También hubo incidentes comprometidos en Madrid, en Zaragoza y en Tudela por los mismos motivos, pero no de la envergadura que alcanzaron en Barcelona. En la Semana Trágica de Barcelona, que va del 26 de julio al 2 de agosto, se dan cita toda una serie de circunstancias, todas ellas lamentables, que desembocan en esa terrible insurrección. Por un lado la enorme desilusión de la sociedad española, al darse cuenta que se había perdido definitivamente nuestro papel hegemónico en el mundo. No quedaba ya nada del famoso imperio español, ni de su poderío económico e incluso ideológico.

Por otro lado, los obreros españoles habían adquirido ya cierta conciencia sindical, de modo que, en todas las zonas industriales y principalmente en Barcelona, eran ya operativos los movimientos obreros. En Barcelona concretamente funcionaba Solidaridad Obrera, integrada por socialistas, anarquistas y republicanos, que trataban de hacer sombra a Solidaridad Catalana por su manifiesto acercamiento al Partido Conservador de Maura.

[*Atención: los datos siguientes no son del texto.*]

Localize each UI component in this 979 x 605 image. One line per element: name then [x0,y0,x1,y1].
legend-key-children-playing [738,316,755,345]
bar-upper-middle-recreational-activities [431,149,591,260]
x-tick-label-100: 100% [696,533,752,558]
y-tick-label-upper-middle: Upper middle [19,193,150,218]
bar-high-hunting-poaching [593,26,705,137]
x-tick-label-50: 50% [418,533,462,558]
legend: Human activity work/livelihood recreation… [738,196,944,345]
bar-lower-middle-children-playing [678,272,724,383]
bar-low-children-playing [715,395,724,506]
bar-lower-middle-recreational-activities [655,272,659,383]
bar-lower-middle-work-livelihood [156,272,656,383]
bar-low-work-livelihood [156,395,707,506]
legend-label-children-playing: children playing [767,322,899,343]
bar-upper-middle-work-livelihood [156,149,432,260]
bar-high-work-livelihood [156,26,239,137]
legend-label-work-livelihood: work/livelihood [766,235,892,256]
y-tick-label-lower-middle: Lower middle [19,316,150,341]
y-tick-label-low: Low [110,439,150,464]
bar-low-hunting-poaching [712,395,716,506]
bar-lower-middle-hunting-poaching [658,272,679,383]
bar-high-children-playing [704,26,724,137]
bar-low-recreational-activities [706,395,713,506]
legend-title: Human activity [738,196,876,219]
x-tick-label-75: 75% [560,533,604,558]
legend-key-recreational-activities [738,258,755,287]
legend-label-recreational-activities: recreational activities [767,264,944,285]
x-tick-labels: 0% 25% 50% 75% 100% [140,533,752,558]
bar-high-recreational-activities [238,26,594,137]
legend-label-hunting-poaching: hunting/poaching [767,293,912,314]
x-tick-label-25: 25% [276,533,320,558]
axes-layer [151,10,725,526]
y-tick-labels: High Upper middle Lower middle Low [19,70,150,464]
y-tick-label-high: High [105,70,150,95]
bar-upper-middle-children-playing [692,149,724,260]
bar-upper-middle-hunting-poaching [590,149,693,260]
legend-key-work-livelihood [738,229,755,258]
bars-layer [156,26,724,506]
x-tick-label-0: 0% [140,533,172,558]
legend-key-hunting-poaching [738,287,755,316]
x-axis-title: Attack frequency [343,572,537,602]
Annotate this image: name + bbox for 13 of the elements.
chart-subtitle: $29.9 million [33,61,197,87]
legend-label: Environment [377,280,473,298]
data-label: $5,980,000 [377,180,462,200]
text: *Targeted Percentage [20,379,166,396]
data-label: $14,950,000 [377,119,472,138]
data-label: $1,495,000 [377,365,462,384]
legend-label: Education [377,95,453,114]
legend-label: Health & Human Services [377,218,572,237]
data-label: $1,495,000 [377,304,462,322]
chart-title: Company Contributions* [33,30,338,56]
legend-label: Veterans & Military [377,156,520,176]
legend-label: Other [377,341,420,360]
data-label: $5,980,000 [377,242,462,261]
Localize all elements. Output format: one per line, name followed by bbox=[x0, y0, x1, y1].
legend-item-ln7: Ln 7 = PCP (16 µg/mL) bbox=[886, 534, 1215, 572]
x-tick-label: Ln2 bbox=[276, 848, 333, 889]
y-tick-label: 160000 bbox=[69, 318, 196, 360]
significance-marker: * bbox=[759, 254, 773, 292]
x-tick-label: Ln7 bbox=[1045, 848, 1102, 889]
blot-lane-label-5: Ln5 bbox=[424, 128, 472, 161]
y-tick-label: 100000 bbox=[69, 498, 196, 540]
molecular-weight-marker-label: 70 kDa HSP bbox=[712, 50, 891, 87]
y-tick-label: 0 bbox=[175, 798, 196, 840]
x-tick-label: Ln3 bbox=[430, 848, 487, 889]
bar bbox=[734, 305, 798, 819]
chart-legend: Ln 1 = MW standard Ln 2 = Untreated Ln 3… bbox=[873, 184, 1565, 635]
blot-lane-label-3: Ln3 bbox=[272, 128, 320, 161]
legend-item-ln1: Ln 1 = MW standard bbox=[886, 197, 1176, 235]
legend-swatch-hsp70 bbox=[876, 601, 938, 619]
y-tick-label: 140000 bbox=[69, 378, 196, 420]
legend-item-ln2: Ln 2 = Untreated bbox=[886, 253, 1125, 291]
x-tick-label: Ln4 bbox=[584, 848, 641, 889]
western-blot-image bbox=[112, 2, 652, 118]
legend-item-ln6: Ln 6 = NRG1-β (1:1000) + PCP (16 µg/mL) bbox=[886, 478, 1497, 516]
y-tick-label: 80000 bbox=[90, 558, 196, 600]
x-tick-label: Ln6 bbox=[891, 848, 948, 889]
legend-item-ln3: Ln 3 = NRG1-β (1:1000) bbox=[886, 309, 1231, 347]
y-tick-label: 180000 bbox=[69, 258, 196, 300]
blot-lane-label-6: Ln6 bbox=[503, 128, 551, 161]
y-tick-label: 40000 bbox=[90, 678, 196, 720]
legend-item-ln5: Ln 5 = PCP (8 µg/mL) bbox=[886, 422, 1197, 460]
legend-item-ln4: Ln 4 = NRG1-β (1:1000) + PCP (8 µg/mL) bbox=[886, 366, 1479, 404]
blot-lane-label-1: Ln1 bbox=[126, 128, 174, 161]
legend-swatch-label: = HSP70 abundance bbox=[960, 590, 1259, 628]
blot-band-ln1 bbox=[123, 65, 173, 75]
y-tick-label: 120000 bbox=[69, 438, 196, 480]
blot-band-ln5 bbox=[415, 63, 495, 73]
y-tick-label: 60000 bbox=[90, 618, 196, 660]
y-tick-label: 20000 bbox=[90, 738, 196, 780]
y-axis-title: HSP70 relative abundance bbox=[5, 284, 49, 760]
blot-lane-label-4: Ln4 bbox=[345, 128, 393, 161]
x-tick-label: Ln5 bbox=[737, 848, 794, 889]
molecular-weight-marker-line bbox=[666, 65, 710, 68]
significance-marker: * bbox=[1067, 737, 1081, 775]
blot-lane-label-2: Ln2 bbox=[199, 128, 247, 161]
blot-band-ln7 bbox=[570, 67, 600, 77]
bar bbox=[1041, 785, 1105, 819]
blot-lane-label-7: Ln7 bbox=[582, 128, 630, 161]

Se daba, además, la circunstancia de un enorme descontento y crispación social entre las clases más humildes por la manera en que se producían los reclutamientos de tropas. Según la legislación vigente de aquella época, los ricos podían eludir su incorporación a filas pagando a otra persona para que le sustituyera, o simplemente abonando un canon de 6.000 reales, cantidad que no estaba al alcance del pueblo llano. De este modo eludían, en esta ocasión, la movilización para participar en el conflicto originado en Marruecos.

A partir de la publicación del decreto de movilización, comenzaron las protestas contra la guerra. En un principio, esta revuelta militarista era pacífica y trataba sencillamente de impedir el embarque de los soldados reservistas. Los reservistas, que ya habían cumplido anteriormente el servicio militar, eran ahora trabajadores, y muchos de ellos padres de familia. Pero al no poder pagar los 6.000 reales, se les obligaba a incorporarse a filas para ir a Marruecos a luchar contra los moros, dejando abandonada a su familia.

Esta circunstancia fue aprovechada por los agitadores y activistas profesionales, entre los que encontramos a los anarquistas y a los socialistas, para preparar un monumental alboroto. Este alboroto tumultuoso se transformó, de manera muy rápida, en una huelga general extremadamente violenta. Se inició ésta en los barrios periféricos de Barcelona, que es donde se encontraba el grueso de las fábricas. La tensión estalló definitivamente el 18 de julio, al grito de “¡Abajo la guerra! ¡Que vayan los ricos!” cuando se procedía al embarque de las tropas en el vapor Cataluña.

El afán revolucionario de los socialistas y los anarquistas los llevó a forzar al límite la situación, logrando transformar la huelga general en unos disturbios extremadamente violentos contra las instituciones religiosas. El balance final de esta revuelta revolucionaria fue terrible. Solamente en Barcelona hubo 78 muertos, más de medio millar de heridos. Se quemaron 33 escuelas religiosas, 52 conventos, varias iglesias parroquiales, bibliotecas y cantidad de obras de arte. También se profanaron algunos cementerios de religiosas, sacando a algunos de sus cadáveres momificados a la calle.

Barcelona se llenó de barricadas. Actuaban al unísono anarquistas, socialistas, republicanos y también masones. Todos ellos compartían el odio visceral a la Iglesia, propugnaban los cementerios civiles, la enseñanza laica y los matrimonios civiles. Y su propaganda anticlerical, malévolamente difundida, prendió con fuerza en los barrios obreros de Barcelona. La insurrección se extendió rápidamente a otras localidades catalanas, donde se produjeron todo tipo de disturbios. Quisieron exportar esta revolución a toda España, pero fracasaron rotundamente en el intento.

La situación llegó a ser muy complicada en Cataluña, pero a ninguno de estos grupos se le ocurrió identificarse con Cataluña. El enemigo al que se enfrentaban era la Iglesia y sus instituciones, pero nunca España. El nacionalismo catalán, nacido del romanticismo del siglo XIX, buscaba exclusivamente beneficios particulares. A nadie se le ocurría entonces hablar de independencia. Para que esto suceda, tiene que pasar aún mucho más tiempo.